バドバヤル家の長老が、氏族を代表して口を開く。
「テムル様、族長が自刃なされたのはやむを得ない事かと思いまする。氏族の意向を申し上げてよろしいですかな?」
「かまわん、申せ。」
「幸いな事にアリマ様はご無事でした。我らはアリマ様を長として、氏族を再建しとう御座いまする。」
「ふむ。……アトルの考えを聞きたい。」
この流れは事前に打ち合わせ済みだ。
「なりませぬ。バドバヤル氏族は解体し、各々の家はテムル様が統べるべきでしょう。それには三つの理由がございます。」
「三つの理由か。皆にわかるように説明しろ。」
私は敷布から立ち上がって、お家再興を願う者達を見据えながら理由を挙げてゆく。
「理由の一、ザドガトの住民はバドバヤル氏族だけではない。先の一件で街は多大な犠牲を被りました。バドバヤル氏族ではない住民は、復権など望まない。アリマ様を市長に戴く事は、最前線の街で多数の不穏分子を抱える事になりましょう。」
ザドガト住民に占めるバドバヤル系氏族の割合は約30%。第一の理由だけでも解体するには十分だ。
「理由の二、アリマ様は統治の経験も、軍事の経験もない。また、氏族にとっては正当血統であろうとも、同盟全土にとっては"裏切り者の娘"だ。もちろんアリマ様に責任がない事は私も承知している。しかし、風評までは止められん。言葉を飾らずに言えば、氏族以外は誰も支持しないのだ。」
罪人の家族に罪はない。しかし、世間は道理で回っていない。中原にいる限り、残された妻子は報復に怯えながら暮らす事になる。残念ながらこれが現実だ。

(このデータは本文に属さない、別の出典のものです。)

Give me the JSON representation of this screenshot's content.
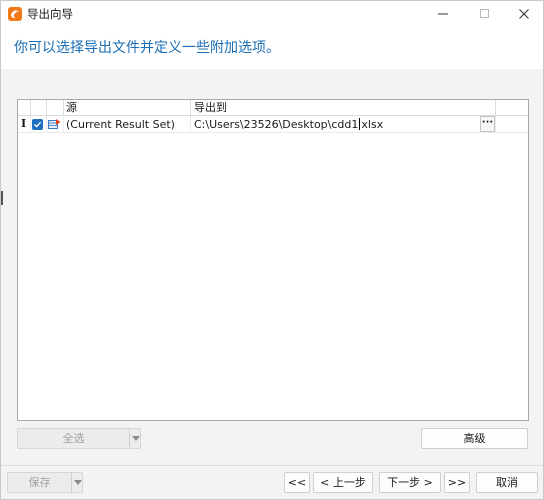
{
  "window": {
    "title": "导出向导"
  },
  "header": {
    "heading": "你可以选择导出文件并定义一些附加选项。"
  },
  "grid": {
    "columns": [
      "源",
      "导出到"
    ],
    "rows": [
      {
        "indicator": "I",
        "checked": true,
        "source": "(Current Result Set)",
        "destination_before_caret": "C:\\Users\\23526\\Desktop\\cdd1",
        "destination_after_caret": "xlsx",
        "ellipsis": "···"
      }
    ]
  },
  "actions": {
    "select_all_label": "全选",
    "advanced_label": "高级"
  },
  "footer": {
    "save_label": "保存",
    "first_label": "<<",
    "prev_label": "< 上一步",
    "next_label": "下一步 >",
    "last_label": ">>",
    "cancel_label": "取消"
  },
  "colors": {
    "accent": "#1a6db5",
    "checkbox": "#1f6fc1"
  }
}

「我々が盛り立て、お守り致しまする!氏族の優れた戦士と妻合わせ…」
長老が反論を終える前に、最大の理由を突き付ける。
「理由の三!これが最も重要だ!バドバヤル家の復権をドラグラント連邦がどう思うか!連邦との友好関係を維持する為には、"バドバヤル大佐は大罪人である"と宣言する必要がある!当然、声明には新市長が率先して賛意を示さねばならんが、"母と自分を誰よりも愛し、全てを投げ打った父"を娘に糾弾させるつもりか!」
「た、大龍君も先帝の罪を糾弾された後に、彼の島を統治されました。前例が龍ノ島にある以上、ザドガドとて…」
おまえ達の本音は見え透いている!アリマ様を神輿に担ぎ、街の実権を手放すまいとしているだけだ!
「大龍君は龍弟公と共に都を奪還し、龍ノ島を解放したという実績がある!翻って、アリマ様はどうだ? 誰がこの街を守った? アリマ様か? 貴公らか?」
「そ、それは…」
「この街を守ったのは修理ノ介殿と、彼の呼びかけに応えた勇士達だ!武器を手に立ち上がった市民、大佐の命令に従わなかった兵士の大半は、バドバヤル系の氏族ではない!」
バダル副師団長が立ち上がり、私の肩を抑えて着座させた。
「参謀長、そこまでにしておけ。長老よ、氏族の再建を願う気持ちはわかるが、事の発端が大佐にある以上、それは難しい。それでも復権を願うのならば、貴公らが街の為に尽力し、市民の理解を得るしかない。それは並大抵の事ではないぞ?」
誰よりも早く救援に駆け付け、機構軍を街から追い払った副師団長はその功により、准将に昇進した。元より名門のバダル家だが、名実共にザインジャルガ方面軍のナンバー2と認められたのだ。
「ハハッ!氏族を挙げて尽力致しまする!」
氏族を挙げて、だと? そんな事はさせんよ。私がバドバヤル氏族を切り崩す。
私は中原の蒼き狼の影、"黒狼"アトルだ。蒼光が輝きを増せば、影も色濃くなる。私のような男が用済みとなる時代を創る為に、この身を捧げよう。